The Department of Defense, DoD is adding more and more road capable electric cars, EV, as well as plug-in hybrids, PHEVs such as the Chevy Volt to its growing fleet of smaller battery-powered vehicles.

Real Patriots Buy Electric Cars. The DoD’s “green initiatives,” aims to reduce the US’ dependence on foreign energy sources, such as petroleum. In July alone, the first two Chevy Volts were delivered at the Marine Corps Air Station in Miramar, California. That same station has installed four recharging stations that use electricity generated by its own solar panels in an aim to draw zero energy from the nearby city of San Diego. They will be used mostly as non-tactical government vehicles. Eighteen more Volts will hit the roads at Joint Base Andrews, Md., according to the Marine Corps and Air Force official sources.

So why road capable electric cars for the DoD? Simply enough because most of the Department’s electric cars are neighborhood electric vehicles, NEV. These NEVs are limited to 35 mph and cannot go on main streets with speed limits above that number.

To date, the military has acquired 168 road capable plug-in electric vehicles. More are on their way, according to Air Force spokeswoman Tonya Racasner, whose service branch is overseeing the military’s effort to acquire more electric vehicles and “greenify” the Department. The aim is to have 1,500 electric cars over the next few years after low-speed electric cars were tested overseas in military bases.

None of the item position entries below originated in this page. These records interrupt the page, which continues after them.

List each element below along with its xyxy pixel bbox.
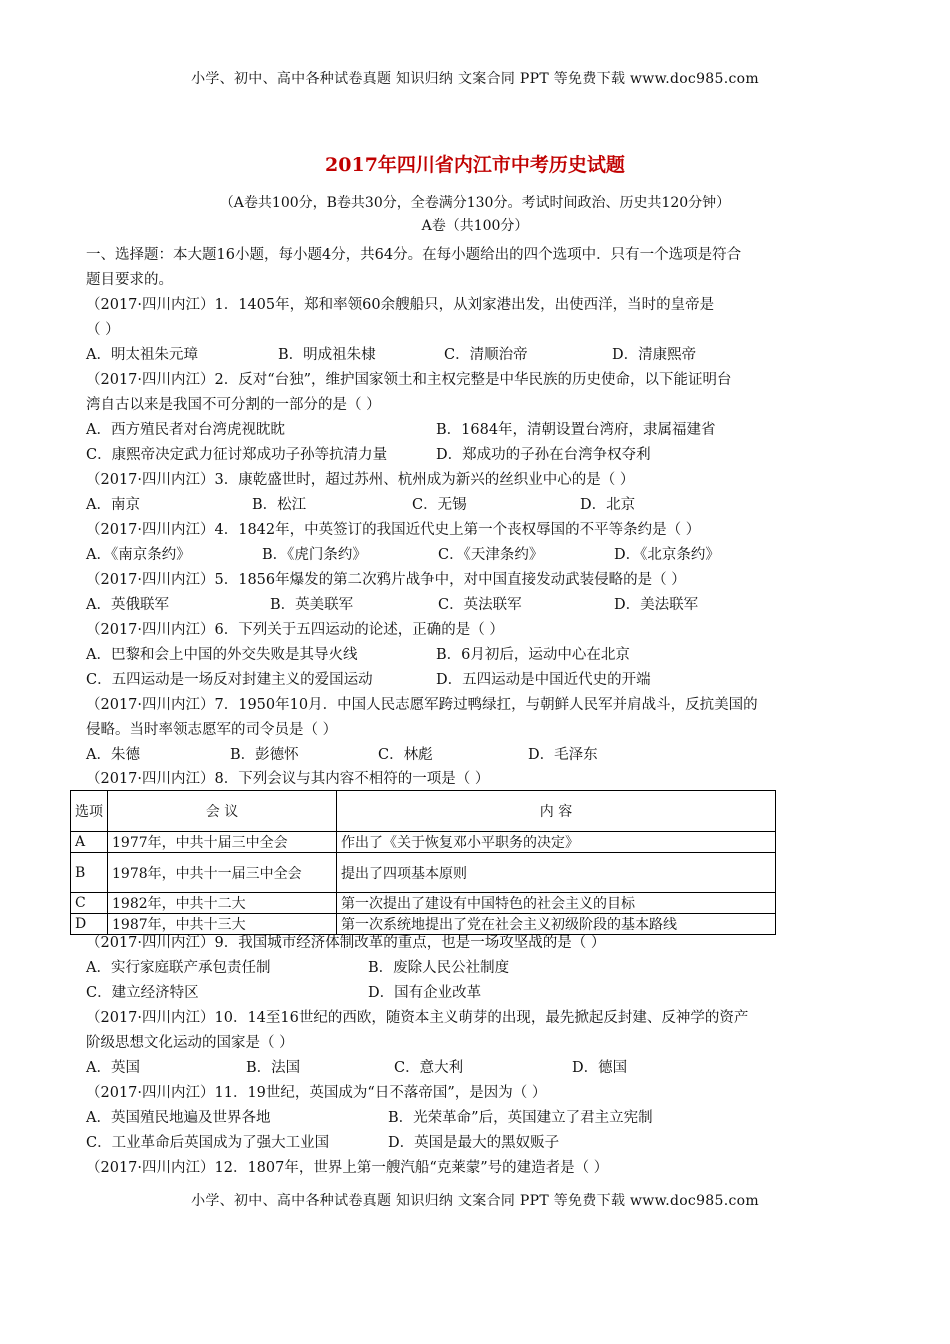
q7-option-c: C．林彪 xyxy=(378,747,433,763)
q4-option-c: C．《天津条约》 xyxy=(438,547,544,563)
q3-option-d: D．北京 xyxy=(580,497,636,513)
q2-option-c: C．康熙帝决定武力征讨郑成功子孙等抗清力量 xyxy=(86,447,388,463)
q8-stem: （2017·四川内江）8．下列会议与其内容不相符的一项是（ ） xyxy=(86,771,490,787)
q11-stem: （2017·四川内江）11．19世纪，英国成为“日不落帝国”，是因为（ ） xyxy=(86,1085,547,1101)
q7-stem: （2017·四川内江）7．1950年10月．中国人民志愿军跨过鸭绿扛，与朝鲜人民军并肩战斗，反抗美国的 xyxy=(86,697,758,713)
q9-option-d: D．国有企业改革 xyxy=(368,985,482,1001)
q8-table xyxy=(70,790,776,935)
table-row xyxy=(71,893,776,914)
table-cell: 作出了《关于恢复邓小平职务的决定》 xyxy=(337,832,776,853)
table-cell: A xyxy=(71,832,108,853)
q1-option-d: D．清康熙帝 xyxy=(612,347,697,363)
q9-option-a: A．实行家庭联产承包责任制 xyxy=(86,960,271,976)
q9-stem: （2017·四川内江）9．我国城市经济体制改革的重点，也是一场攻坚战的是（ ） xyxy=(86,935,606,951)
q1-stem: （2017·四川内江）1．1405年，郑和率领60余艘船只，从刘家港出发，出使西洋，当时的皇帝是 xyxy=(86,297,715,313)
table-cell: 1978年，中共十一届三中全会 xyxy=(108,853,337,893)
page-footer: 小学、初中、高中各种试卷真题 知识归纳 文案合同 PPT 等免费下载 www.doc985.com xyxy=(191,1193,759,1209)
q12-stem: （2017·四川内江）12．1807年，世界上第一艘汽船“克莱蒙”号的建造者是（ ） xyxy=(86,1160,609,1176)
q7-stem-2: 侵略。当时率领志愿军的司令员是（ ） xyxy=(86,722,338,738)
exam-title: 2017年四川省内江市中考历史试题 xyxy=(325,154,625,176)
q10-stem-2: 阶级思想文化运动的国家是（ ） xyxy=(86,1035,294,1051)
table-cell: 1982年，中共十二大 xyxy=(108,893,337,914)
table-header-option: 选项 xyxy=(71,791,108,832)
q10-option-c: C．意大利 xyxy=(394,1060,464,1076)
q1-stem-2: （ ） xyxy=(86,322,120,338)
instructions-line-2: 题目要求的。 xyxy=(86,272,173,288)
q5-option-b: B．英美联军 xyxy=(270,597,354,613)
q6-option-a: A．巴黎和会上中国的外交失败是其导火线 xyxy=(86,647,358,663)
q5-option-a: A．英俄联军 xyxy=(86,597,169,613)
q10-option-a: A．英国 xyxy=(86,1060,140,1076)
q6-option-c: C．五四运动是一场反对封建主义的爱国运动 xyxy=(86,672,373,688)
q11-option-d: D．英国是最大的黑奴贩子 xyxy=(388,1135,560,1151)
q11-option-c: C．工业革命后英国成为了强大工业国 xyxy=(86,1135,330,1151)
q6-stem: （2017·四川内江）6．下列关于五四运动的论述，正确的是（ ） xyxy=(86,622,504,638)
q7-option-d: D．毛泽东 xyxy=(528,747,598,763)
table-cell: B xyxy=(71,853,108,893)
table-header-row xyxy=(71,791,776,832)
section-a-heading: A卷（共100分） xyxy=(421,218,529,234)
q10-option-d: D．德国 xyxy=(572,1060,628,1076)
q11-option-a: A．英国殖民地遍及世界各地 xyxy=(86,1110,271,1126)
page-header: 小学、初中、高中各种试卷真题 知识归纳 文案合同 PPT 等免费下载 www.doc985.com xyxy=(191,71,759,87)
q5-option-d: D．美法联军 xyxy=(614,597,699,613)
q4-option-d: D．《北京条约》 xyxy=(614,547,720,563)
q3-option-a: A．南京 xyxy=(86,497,140,513)
table-cell: 1977年，中共十届三中全会 xyxy=(108,832,337,853)
table-row xyxy=(71,853,776,893)
q5-stem: （2017·四川内江）5．1856年爆发的第二次鸦片战争中，对中国直接发动武装侵略的是（ ） xyxy=(86,572,686,588)
q4-stem: （2017·四川内江）4．1842年，中英签订的我国近代史上第一个丧权辱国的不平等条约是（ ） xyxy=(86,522,701,538)
table-header-meeting: 会 议 xyxy=(108,791,337,832)
table-cell: 第一次提出了建设有中国特色的社会主义的目标 xyxy=(337,893,776,914)
instructions-line-1: 一、选择题：本大题16小题，每小题4分，共64分。在每小题给出的四个选项中．只有一个选项是符合 xyxy=(86,247,742,263)
q11-option-b: B．光荣革命”后，英国建立了君主立宪制 xyxy=(388,1110,653,1126)
q2-option-b: B．1684年，清朝设置台湾府，隶属福建省 xyxy=(436,422,716,438)
q3-option-b: B．松江 xyxy=(252,497,307,513)
table-row xyxy=(71,832,776,853)
table-cell: 提出了四项基本原则 xyxy=(337,853,776,893)
q10-option-b: B．法国 xyxy=(246,1060,301,1076)
q2-stem-2: 湾自古以来是我国不可分割的一部分的是（ ） xyxy=(86,397,381,413)
q6-option-d: D．五四运动是中国近代史的开端 xyxy=(436,672,651,688)
q1-option-a: A．明太祖朱元璋 xyxy=(86,347,198,363)
q6-option-b: B．6月初后，运动中心在北京 xyxy=(436,647,630,663)
q2-option-a: A．西方殖民者对台湾虎视眈眈 xyxy=(86,422,285,438)
q4-option-b: B．《虎门条约》 xyxy=(262,547,367,563)
table-cell: 1987年，中共十三大 xyxy=(108,914,337,935)
table-cell: 第一次系统地提出了党在社会主义初级阶段的基本路线 xyxy=(337,914,776,935)
q1-option-c: C．清顺治帝 xyxy=(444,347,528,363)
q2-stem: （2017·四川内江）2．反对“台独”，维护国家领土和主权完整是中华民族的历史使命，以下能证明台 xyxy=(86,372,732,388)
q4-option-a: A．《南京条约》 xyxy=(86,547,191,563)
q1-option-b: B．明成祖朱棣 xyxy=(278,347,376,363)
q9-option-b: B．废除人民公社制度 xyxy=(368,960,510,976)
table-cell: C xyxy=(71,893,108,914)
q7-option-b: B．彭德怀 xyxy=(230,747,299,763)
q2-option-d: D．郑成功的子孙在台湾争权夺利 xyxy=(436,447,651,463)
q3-option-c: C．无锡 xyxy=(412,497,467,513)
q3-stem: （2017·四川内江）3．康乾盛世时，超过苏州、杭州成为新兴的丝织业中心的是（ ） xyxy=(86,472,635,488)
q10-stem: （2017·四川内江）10．14至16世纪的西欧，随资本主义萌芽的出现，最先掀起反封建、反神学的资产 xyxy=(86,1010,749,1026)
q7-option-a: A．朱德 xyxy=(86,747,140,763)
q9-option-c: C．建立经济特区 xyxy=(86,985,199,1001)
q5-option-c: C．英法联军 xyxy=(438,597,522,613)
table-cell: D xyxy=(71,914,108,935)
exam-subtitle: （A卷共100分，B卷共30分，全卷满分130分。考试时间政治、历史共120分钟） xyxy=(219,195,731,211)
table-header-content: 内 容 xyxy=(337,791,776,832)
table-row xyxy=(71,914,776,935)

Hawaii. Hawaiian military stations are where electric cars make the most sense. Shipped gasoline is expensive, especially when considering the islands’ natural and plentiful abundant solar energy. Since vehicles don’t need to travel far, electric cars make even more sense, especially if they can be powered from local resources. Charging stations are popping up everywhere making their use particularly well suited.

Military Charging Stations. So far only fifty charging points for electric cars have been installed on military bases, but more are planned. For instance, the Air Force is installing charging stations at Maryland’s Joint Base Andrews, as well as at the Los Angeles Air Force Base. The latter is getting ready to receive 41 new electric vehicles. Finally, the Peterson Air Force Base in Colorado will soon receive a pair of electric trucks. Specifically, the Air Force is looking at all types of electric vehicles, particularly trucks and vans, since they mostly support public works functions and are sometimes used for flight-line applications.

In the end, true patriotism should be to use locally available energy sources and depend less on foreign based petroleum. We can only welcome the Department of Defense’s interest in plug-in hybrids and electric cars.